Tuesday, January 10, 2012
A Lesson from a Rock Star
The other night I was watching an interview with Steven Tyler, lead singer for Aerosmith. Once upon a time (and not too long ago, either) I actually attended an Aerosmith concert, so it was interesting to hear what he had to say.
He talked about drugs, women, drugs, rock music, alcohol and, yes, drugs. He spoke about the many times he had a falling out with his children, his family, his bandmates. Then he spoke about forgiveness.
"The answer to everything in life, is forgiveness," he said. "Everything."

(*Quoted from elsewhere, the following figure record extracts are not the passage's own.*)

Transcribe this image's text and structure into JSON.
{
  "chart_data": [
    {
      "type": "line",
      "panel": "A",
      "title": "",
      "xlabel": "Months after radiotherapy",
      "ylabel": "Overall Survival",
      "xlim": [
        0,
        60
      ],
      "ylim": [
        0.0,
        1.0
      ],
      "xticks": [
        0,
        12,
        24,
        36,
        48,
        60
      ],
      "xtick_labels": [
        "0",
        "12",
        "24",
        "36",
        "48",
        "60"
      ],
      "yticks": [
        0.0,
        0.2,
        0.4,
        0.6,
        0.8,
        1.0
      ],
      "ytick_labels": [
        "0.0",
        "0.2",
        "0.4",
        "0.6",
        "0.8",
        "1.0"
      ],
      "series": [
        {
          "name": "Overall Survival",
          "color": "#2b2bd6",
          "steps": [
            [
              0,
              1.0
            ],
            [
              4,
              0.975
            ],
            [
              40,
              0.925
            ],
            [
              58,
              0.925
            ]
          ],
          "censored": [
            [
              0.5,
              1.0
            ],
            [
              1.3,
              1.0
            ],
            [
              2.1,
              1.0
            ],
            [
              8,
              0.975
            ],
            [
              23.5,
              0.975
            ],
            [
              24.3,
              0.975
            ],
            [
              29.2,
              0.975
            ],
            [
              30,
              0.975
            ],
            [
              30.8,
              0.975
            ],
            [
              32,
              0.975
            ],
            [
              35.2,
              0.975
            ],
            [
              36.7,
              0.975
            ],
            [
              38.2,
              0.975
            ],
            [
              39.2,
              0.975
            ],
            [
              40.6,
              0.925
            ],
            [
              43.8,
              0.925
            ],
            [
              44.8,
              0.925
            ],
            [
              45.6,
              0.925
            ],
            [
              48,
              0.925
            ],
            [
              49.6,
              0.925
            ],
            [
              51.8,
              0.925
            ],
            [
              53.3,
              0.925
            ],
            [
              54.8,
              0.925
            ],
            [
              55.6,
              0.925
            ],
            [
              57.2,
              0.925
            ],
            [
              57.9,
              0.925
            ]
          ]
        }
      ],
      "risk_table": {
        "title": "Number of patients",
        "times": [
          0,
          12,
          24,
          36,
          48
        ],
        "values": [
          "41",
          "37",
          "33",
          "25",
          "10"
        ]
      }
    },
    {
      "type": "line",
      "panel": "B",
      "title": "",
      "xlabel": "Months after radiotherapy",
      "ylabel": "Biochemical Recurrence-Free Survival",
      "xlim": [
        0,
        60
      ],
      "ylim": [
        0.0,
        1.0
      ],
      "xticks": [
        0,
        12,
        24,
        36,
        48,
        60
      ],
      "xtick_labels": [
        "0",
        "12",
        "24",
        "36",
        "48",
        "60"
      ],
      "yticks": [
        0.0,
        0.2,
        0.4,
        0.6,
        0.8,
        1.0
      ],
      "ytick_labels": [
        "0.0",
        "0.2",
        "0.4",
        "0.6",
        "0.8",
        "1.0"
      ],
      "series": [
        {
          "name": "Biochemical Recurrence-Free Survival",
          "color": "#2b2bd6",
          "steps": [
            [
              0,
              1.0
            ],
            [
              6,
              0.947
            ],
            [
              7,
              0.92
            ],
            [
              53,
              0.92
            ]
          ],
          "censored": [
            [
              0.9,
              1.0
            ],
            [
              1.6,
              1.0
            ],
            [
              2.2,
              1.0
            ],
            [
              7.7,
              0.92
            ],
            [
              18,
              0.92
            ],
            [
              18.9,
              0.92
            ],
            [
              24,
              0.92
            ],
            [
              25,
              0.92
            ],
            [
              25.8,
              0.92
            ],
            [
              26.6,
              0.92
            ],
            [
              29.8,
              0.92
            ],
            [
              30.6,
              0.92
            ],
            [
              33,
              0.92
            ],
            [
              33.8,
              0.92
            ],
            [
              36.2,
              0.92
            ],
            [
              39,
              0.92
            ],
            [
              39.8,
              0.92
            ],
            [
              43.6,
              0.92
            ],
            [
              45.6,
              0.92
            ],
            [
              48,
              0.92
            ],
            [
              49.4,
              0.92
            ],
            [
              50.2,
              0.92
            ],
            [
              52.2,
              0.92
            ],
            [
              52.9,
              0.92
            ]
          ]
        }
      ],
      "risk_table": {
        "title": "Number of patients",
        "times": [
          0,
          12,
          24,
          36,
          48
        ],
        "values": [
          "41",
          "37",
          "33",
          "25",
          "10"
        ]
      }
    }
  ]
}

Everything? It got me thinking. What about love? Surely love could also be the answer to everything. But then I realized how even with those you love dearly, there can still be pain and hurt which can only be healed through forgiveness; in fact, it is the act of extending forgiveness, or of being the recipient of it, which actually leads the way to an even greater love.
God showed us this when he sent his only son to us ... a son who not only showed us how to love, but accepted death on a cross to show us how to forgive and be forgiven.
And as always when the topic of forgiveness comes up, I thought of Amanda.
Amanda and her family used to be our immediate neighbors. She was originally from England and, while she could be charming and witty, she also had a petty and vindictive side. I never saw her truly happy; rather, she always seemed to be in a battle with someone, whether it was the moving company who scratched her furniture, or the kids two houses down who scattered her pine straw when their soccer ball accidentally landed in her yard. Since we were both home during the day, she would often come over just to tell me about her latest imbroglio. I suppose it was only a matter of time before we were targeted.
One day the boys and some friends were playing in our yard when they abruptly came indoors. They were unusually quiet, so I knew something had happened. Evidently, Amanda had come over to tell them how she didn't appreciate them making fun of her and demanded that they stop.
Now, I had the windows opened and here's what the boys were doing: using an old video camera, they were holding pretend American Idol auditions in which they all took turns being Simon Cowell ... British accent and all.
I immediately called her, explained the misunderstanding, and assured her that they were not being disrespectful. They were being Simon Cowell! They were playing American Idol! She wasn't amused.
Flash forward a couple of months to Thanksgiving day when we had relatives visiting from Italy. It was around three in the afternoon, families were out walking off their dinners, and we decided to have a wiffle ball game in the cul-de-sac. Some neighbors from down the street even joined in. We were having such a wonderful time until Amanda stuck her head out the door and yelled for us all to take the game somewhere else because we were disturbing their meal.
We were a little taken aback at her rudeness (the street, after all, was public domain), and we were embarassed (nice impression for our relatives), but we obligingly moved the game to our backyard.
Eventually, we heard that they would soon be moving to New Jersey. A month before their departure, I saw Amanda sitting on her front steps and walked over to say hello. There was an awkward moment when she just stared at me ... and then, from out of the blue, she launched into a verbal attack the likes of which I have never experienced. She ranted against me, my husband, our boys, their school, our church ... everything. Then she stomped into her house before I had a chance to say a single word.
There are many kinds of tears, and over the next few days I think I shed most of them: tears of frustration because I didn't have a chance to defend myself; tears of anger for some of the things she said about my family; tears of disbelief because, really, how dare she?; and tears of remorse because I almost hated her and here it was Holy Week and my heart was not in a good place.
But something happened Easter Sunday morning. Sitting in our family room watching the boys dig into their Easter baskets, and later during Mass, I felt the gift of forgiveness. Suddenly, it didn't even matter anymore who was wrong or right, only that forgiveness was the means to make me feel whole again.
The next day I saw Amanda walk out the front door, retrieve her mail from the mailbox, and go back inside her house. I immediately walked over. Truthfully, I wasn't exactly sure what I was going to say, but I knew that the first step on that road to forgiveness - and ultimately to healing - would have to come from me.
I rang her doorbell and waited.
Nothing. To this day I still cringe at how that made me feel, but watching Steven Tyler's interview, with his litany of past mistakes, I was reminded how life is sometimes -- very often, in fact -- messy. But for him, forgiveness was the answer, and I think he might be right. At the very least, forgiveness is the beginning of something which can only lead to wonderful things.
I really wished Amanda had answered her door.